Gerrit Cole got Rafael Devers out! Three times, in fact. And wouldn’t you know it, he challenged him with fastballs. Cole threw soft stuff on the edges of the plate and Devers still took him deep twice two weeks ago. This past weekend 13 of the 16 pitches Cole threw Devers were fastballs. Look at the difference (full-size image):

The first pitch Cole threw Devers on Sunday was an inside fastball that made him jump out of the way and go down to the dirt. He didn’t throw at his head or between the numbers. If the pitch hit Devers, it would have hit him in the thigh or the behind. Cole made him move his feet and it had to be done. It was about time a Yankee made Devers uncomfortable in the box.
“I don’t think I figured him out,” Cole told Larry Fleisher after the game. “I think I just executed the pitches that I wanted to execute today, and I think we sequenced better than we did last time.“
Devers crushes fastballs and you can’t just lay them in there, but you also can’t be timid and try to dance around the plate and hope he gets himself out. That’s not what he does. He hammers everything. Cole tried soft stuff last time and it didn’t work. This time the plan was to be more aggressive with that triple digit fastball, and it worked. Next time they’ll probably have to do something else, but for at least one game, Cole and the Yankees got Devers out.

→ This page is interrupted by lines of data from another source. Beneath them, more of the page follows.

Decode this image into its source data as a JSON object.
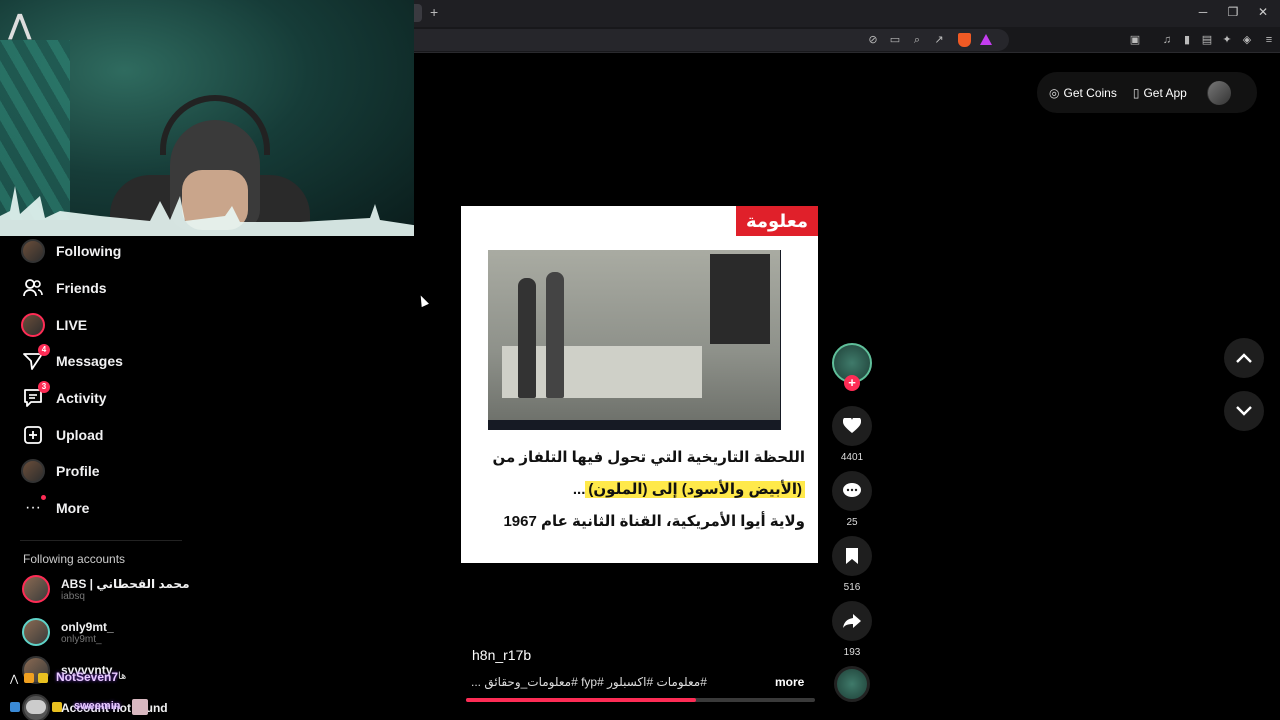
{
  "browser": {
    "new_tab": "+",
    "window": {
      "minimize": "─",
      "restore": "❐",
      "close": "✕"
    }
  },
  "header": {
    "get_coins": "Get Coins",
    "get_app": "Get App"
  },
  "sidebar": {
    "items": [
      {
        "label": "Following",
        "badge": ""
      },
      {
        "label": "Friends",
        "badge": ""
      },
      {
        "label": "LIVE",
        "badge": ""
      },
      {
        "label": "Messages",
        "badge": "4"
      },
      {
        "label": "Activity",
        "badge": "3"
      },
      {
        "label": "Upload",
        "badge": ""
      },
      {
        "label": "Profile",
        "badge": ""
      },
      {
        "label": "More",
        "badge": ""
      }
    ],
    "following_title": "Following accounts",
    "accounts": [
      {
        "name": "ABS | محمد القحطاني",
        "username": "iabsq"
      },
      {
        "name": "only9mt_",
        "username": "only9mt_"
      },
      {
        "name": "svvvvnty",
        "username": ""
      },
      {
        "name": "Account not found",
        "username": ""
      }
    ]
  },
  "stream_overlay": {
    "chat_user": "NotSeven7",
    "chat_message": "ها",
    "chat_user2": "sweemin"
  },
  "video": {
    "tag": "معلومة",
    "line1": "اللحظة التاريخية التي تحول فيها التلفاز من",
    "line2": "(الأبيض والأسود) إلى (الملون)",
    "line2_suffix": "...",
    "line3": "ولاية أيوا الأمريكية، القناة الثانية عام 1967",
    "progress": 0.66
  },
  "actions": {
    "likes": "4401",
    "comments": "25",
    "saves": "516",
    "shares": "193"
  },
  "post": {
    "author": "h8n_r17b",
    "caption": "#معلومات #اكسبلور #fyp #معلومات_وحقائق ...",
    "more": "more"
  },
  "colors": {
    "accent": "#fe2c55",
    "highlight": "#ffe94a",
    "tag": "#e0202a"
  }
}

Hooray for that.
Let’s close with some Triple-A Scranton housekeeping: Jose Peraza and Vinny Nittoli opted out of their minor league contracts over the weekend and are free agents. Peraza opting out explains bringing Tyler Wade back. The Yankees needed another Triple-A utility infielder. Neither Peraza nor Nittoli was performing all that great with Scranton:
The MLB injuries have thinned Scranton’s pitching staff. They have five starters (Waldichuk, Matt Krook, Clarke Schmidt, JP Sears, Hayden Wesneski) but the bullpen is basically Shane Greene and a bunch of fringe reliever prospects (Zach Greene, Greg Weissert, etc.). Eventually Richard Rodriguez will join the RailRiders. He’s still in Tampa building up and has yet to pitch in a game.
I expect the Yankees to pick up a depth arm or two leading up to the trade deadline. Nothing big. Just another guy like Greene and Rodriguez to fill the roster and soak up innings. Peraza has already been replaced. Now the Yankees have to find a Nittoli type to replace Nittoli.